Fakat kahkahası uzun sürmedi. Eğlence yüzünü terk etti ve gözleri kışın ortasındaki buz gibi soğuk oldu. Kılıcını tekrar Oyuncuların kafasına salladı. Öncekiyle aynı rotaydı, dolayısıyla aynı şekilde tepki verdiler, ancak sonuçlar farklıydı.

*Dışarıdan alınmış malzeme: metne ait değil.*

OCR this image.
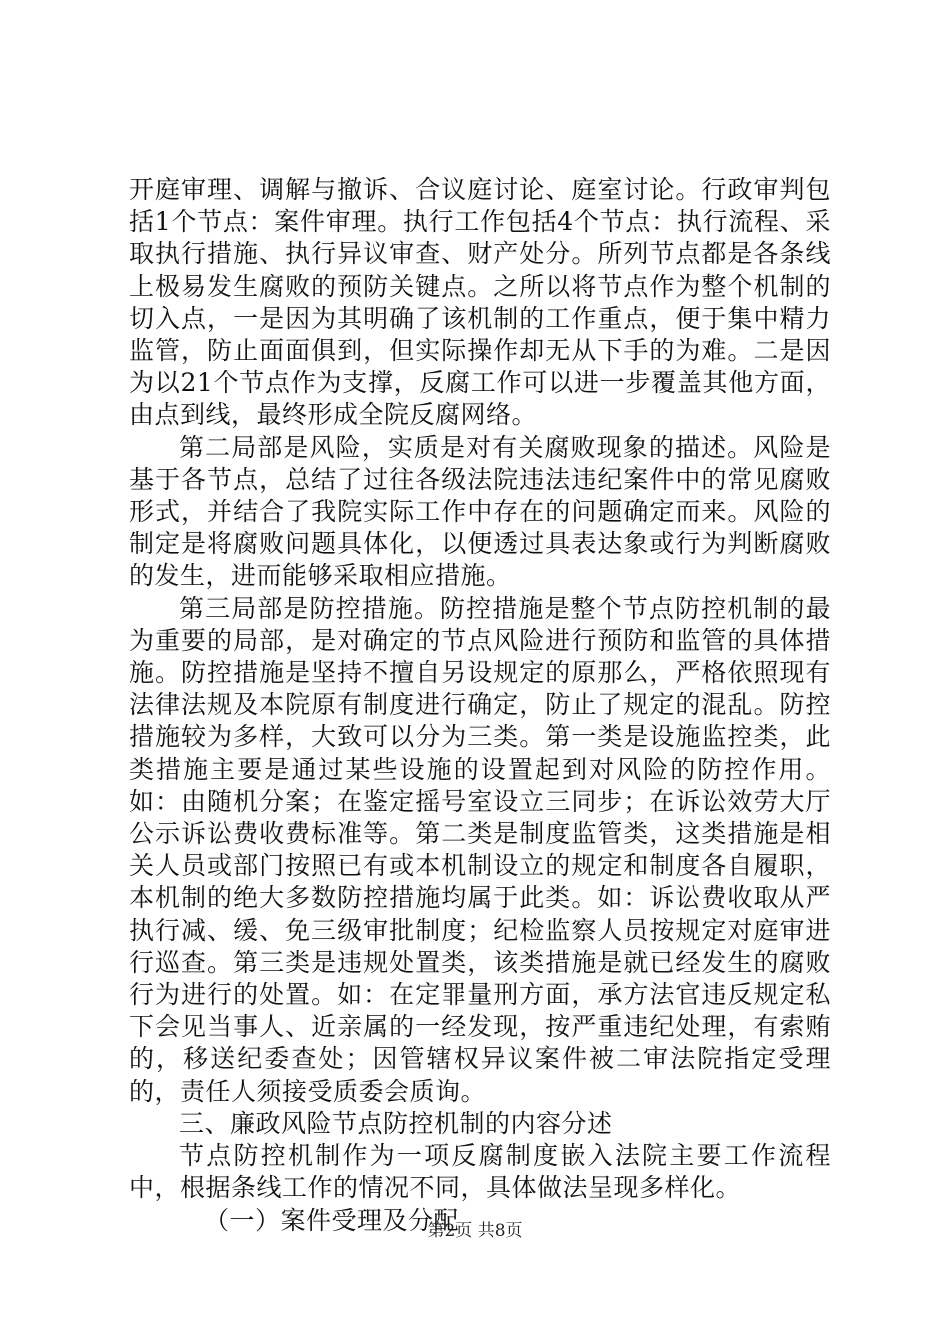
开庭审理、调解与撤诉、合议庭讨论、庭室讨论。行政审判包括1个节点：案件审理。执行工作包括4个节点：执行流程、采取执行措施、执行异议审查、财产处分。所列节点都是各条线上极易发生腐败的预防关键点。之所以将节点作为整个机制的切入点，一是因为其明确了该机制的工作重点，便于集中精力监管，防止面面俱到，但实际操作却无从下手的为难。二是因为以21个节点作为支撑，反腐工作可以进一步覆盖其他方面，由点到线，最终形成全院反腐网络。

第二局部是风险，实质是对有关腐败现象的描述。风险是基于各节点，总结了过往各级法院违法违纪案件中的常见腐败形式，并结合了我院实际工作中存在的问题确定而来。风险的制定是将腐败问题具体化，以便透过具表达象或行为判断腐败的发生，进而能够采取相应措施。

第三局部是防控措施。防控措施是整个节点防控机制的最为重要的局部，是对确定的节点风险进行预防和监管的具体措施。防控措施是坚持不擅自另设规定的原那么，严格依照现有法律法规及本院原有制度进行确定，防止了规定的混乱。防控措施较为多样，大致可以分为三类。第一类是设施监控类，此类措施主要是通过某些设施的设置起到对风险的防控作用。如：由随机分案；在鉴定摇号室设立三同步；在诉讼效劳大厅公示诉讼费收费标准等。第二类是制度监管类，这类措施是相关人员或部门按照已有或本机制设立的规定和制度各自履职，本机制的绝大多数防控措施均属于此类。如：诉讼费收取从严执行减、缓、免三级审批制度；纪检监察人员按规定对庭审进行巡查。第三类是违规处置类，该类措施是就已经发生的腐败行为进行的处置。如：在定罪量刑方面，承方法官违反规定私下会见当事人、近亲属的一经发现，按严重违纪处理，有索贿的，移送纪委查处；因管辖权异议案件被二审法院指定受理的，责任人须接受质委会质询。

三、廉政风险节点防控机制的内容分述

节点防控机制作为一项反腐制度嵌入法院主要工作流程中，根据条线工作的情况不同，具体做法呈现多样化。

（一）案件受理及分配

第2页 共8页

“Ahhh!” Rodomir kalkanını ve göğsünü keserken bir Oyuncu çığlık attı. Nefes almakta zorlanırken diğer Oyuncular onu hızla arka hatlara gönderdiler. Şifacılar hemen onunla ilgilendiler.

“Daha önceki saldırının aynısı mıydı?”

“…Sonunda ciddileşmeye mi başladı?”

Oyuncuların kafasında bir alarm çaldı. Saate baktıklarında savaşın başlamasının üzerinden yedi dakika geçtiğini fark ettiler.

'Hala üç dakika kaldı.'

'Buraya kadar hayatta kaldık. Bir şekilde üç dakika daha hayatta kalacağız…'

Onlar da böyle düşünüyordu ama kibirli olduklarını anlamaları sadece üç saniye sürdü.

Çatırtı!

Rodomir gerçekten saldırdığında onun saldırısını kimse engelleyemezdi. Savaş alanının hükümdarı gibiydi; orayı istediği gibi kontrol ediyordu. Bir şeyi öldürmek isterse öldürürdü. Bir şeyi yok etmek isterse yok ederdi.

“Devam edin…devam edin…” Kıdemli Oyuncu ayağa kalkarken boğuk bir sesle fısıldadı. Kolu yanlış tarafa bükülmüştü ve acınası bir şekilde yana doğru sallanıyordu.

“Hı, huu.”

O, korkuyu hissedebilen bir insandı. O da asil, fedakâr bir kahraman değildi. Ama buna rağmen hâlâ kılıcını indirmemesinin bir nedeni vardı.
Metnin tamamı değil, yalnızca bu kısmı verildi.